Don’t Be a Lawyer? Will I Be Encouraging My Kids to Go to Law School?

Have you ever seen My Crazy Ex-Girlfriend on the CW? Pretty funny stuff.

The show centers around a Harvard-educated lawyer who, on the verge of making partner, leaves her top-shoe New York law firm to move back to her small hometown to pursue (or stalk, depending on your perspective) her first love from summer camp.

The impetus for such a drastic life change? A butter spread commercial.

Did I mention she also suffers from severe mental illness, including depression, anxiety, and hallucinations?

Okay, that part is seriously not funny, but what is funny are the show’s scorching song parodies mocking everything from the serious like mental illness (okay, still not that funny) to the not so serious like UTIs and one-night stands.

As you might imagine, this 43 year-old yoga pants wearing, car pool driving, snotty kid nose wiping mom can’t relate to the songs.

Except for one.

This last week’s episode featured what might be the most accurate summation of why being a lawyer can suck, really, really suck.

A cautionary tale for pre-law majors, all in the style of Bobby Brown’s Every Little Step I Take, do yourself a favor and check out “Don’t Be a Lawyer.”

Crammed full of lawyer jokes, the song features such zingers as “the job is inherently crappy, that’s why you’ve never met a lawyer who’s happy” or “there’s so many other professions that don’t turn you into Jeff Sessions.”

And the one that hit way too close to home for this one-time big firm corporate lawyer…

“[D]id you hope one day that you’d find a way to spend four years workin’ on a pharmaceutical company’s merger with another pharmaceutical company?”

Though for me, it was an apartment real estate investment trust merger sucking years out of my 20s.

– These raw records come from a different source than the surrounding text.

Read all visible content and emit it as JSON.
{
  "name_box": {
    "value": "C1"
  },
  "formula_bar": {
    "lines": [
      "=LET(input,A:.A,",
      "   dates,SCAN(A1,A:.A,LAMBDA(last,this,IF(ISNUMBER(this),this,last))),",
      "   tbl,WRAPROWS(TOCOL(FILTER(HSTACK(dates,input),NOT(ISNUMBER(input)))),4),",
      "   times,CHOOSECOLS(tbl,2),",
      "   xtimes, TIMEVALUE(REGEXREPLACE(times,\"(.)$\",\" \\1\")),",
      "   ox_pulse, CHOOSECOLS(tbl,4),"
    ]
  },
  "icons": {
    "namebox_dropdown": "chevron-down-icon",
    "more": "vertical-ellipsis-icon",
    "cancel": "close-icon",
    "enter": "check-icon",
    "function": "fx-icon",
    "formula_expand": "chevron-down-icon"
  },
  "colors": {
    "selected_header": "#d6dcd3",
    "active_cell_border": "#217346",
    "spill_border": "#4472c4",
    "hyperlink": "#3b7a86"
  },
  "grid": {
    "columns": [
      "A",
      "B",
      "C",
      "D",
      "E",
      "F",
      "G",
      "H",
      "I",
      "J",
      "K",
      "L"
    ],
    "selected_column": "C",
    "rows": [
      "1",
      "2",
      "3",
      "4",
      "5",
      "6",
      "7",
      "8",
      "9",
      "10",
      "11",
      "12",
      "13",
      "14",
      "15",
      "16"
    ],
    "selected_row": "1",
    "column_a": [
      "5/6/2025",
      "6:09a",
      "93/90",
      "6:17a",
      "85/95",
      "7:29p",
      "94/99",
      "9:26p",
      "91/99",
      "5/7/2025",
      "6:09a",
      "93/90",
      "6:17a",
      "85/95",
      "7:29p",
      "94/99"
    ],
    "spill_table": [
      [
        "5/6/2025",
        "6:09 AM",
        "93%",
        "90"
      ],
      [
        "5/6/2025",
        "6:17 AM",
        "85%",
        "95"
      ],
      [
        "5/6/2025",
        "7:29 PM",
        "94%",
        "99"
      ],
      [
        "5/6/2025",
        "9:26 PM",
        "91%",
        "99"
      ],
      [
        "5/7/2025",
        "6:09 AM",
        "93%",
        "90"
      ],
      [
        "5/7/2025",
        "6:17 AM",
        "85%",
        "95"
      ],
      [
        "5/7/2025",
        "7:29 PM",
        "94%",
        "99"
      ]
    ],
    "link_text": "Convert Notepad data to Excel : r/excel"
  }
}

Nope, not what I envisioned for myself when I was telling my second grade teacher I wanted to be a lawyer when I grew up. Spoiler alert. My career did get better, much better, after I paid my dues in BigLaw.

As funny (and deeply tragic) as that song is, it got me thinking.

Would I encourage my kids to go to law school?

Let’s eliminate who should not go to law school.

The soon-to-be college grad who has no clue what she wants to do.

Remember when your kids were little and would complain they were bored and didn’t know what to do? You would tell them to go clean their room, mow the lawn, walk the dog, or do some other soul crushing/time sucking chore.

That’s what law school and being a lawyer is to someone who doesn’t know what they want to do. Because I can tell you from experience, they aren’t going to like law school or being a lawyer anymore than they liked cleaning their room.

Okay, so what if your kid has always wanted to be a lawyer. I’m talking about a kid who has an affirmative desire to be a lawyer, not a kid who argues about everything (let’s be honest, that kid is just annoying and needs to accept what he gets and not throw a fit).

Should your want-to-be Perry Mason go to law school?

The answer to that question is simple. Return on investment.

Law school ain’t cheap. According to U.S. News & World Report, one year of law school at a public in-state law school averages $27,864. At a private law school? Be ready to pay around $47,112.

Times three, because law school is three years. Plus books, room & board, etc.

The average law school debt for a graduate is $112,776.

That’s a lot of dough.

I could go on and on about how to calculate a return on your law school investment. But that’s where you would stop reading (heck, even my eyes would start to skim proof reading it).

Let’s cut the math and make it simple.

How many years are you going to have to spend at a soul-crushing, life-consuming, taking years off of your life, job in order to pay off what was spent on your law school education before you move on to a legal job you really enjoy?

And here’s the kicker, those six figure jobs that everyone assumes every lawyer has? The job that will help you pay off your law school debt quickly (or at least in under a decade)? They are few and far between, reserved for only those that graduate from the top (and coincidently most expensive) law schools.

Luckily for me, the answer was not many and I am now doing work I really enjoy.

So back to my original question, am I going to encourage my kids to go to law school?

Fortunately it’s a moot point with Daughters 1, 3, and 4. Daughter 1 wants to be a paleontologist, Daughter 3 wants to be a park ranger, and Daughter 4 wants to be a princess (but still undecided as to whether she wants to be actual royalty or a cast member at Disney World).

So that leaves Daughter 2, the one and only offspring of two lawyers who has expressed an interest in being a lawyer.

What am I going to tell her?

“Honey, whatever you want, Daddy and I will pay for it.”

Kidding.

Fortunately for her, she will grow up with a front row seat to what being a lawyer is actually like. The good (money, respect, and from time to time, a chance to really help someone), the bad (long hours, stress), and the ugly (no shocker, there’s a lot of yelling, name calling, and arguing in the legal profession).

If after seeing all that, she still wants to be a lawyer, and she can get into a top but reasonably affordable school, then I will encourage her all of the way.

And vault her to favorite child status for growing up to be just like mommy.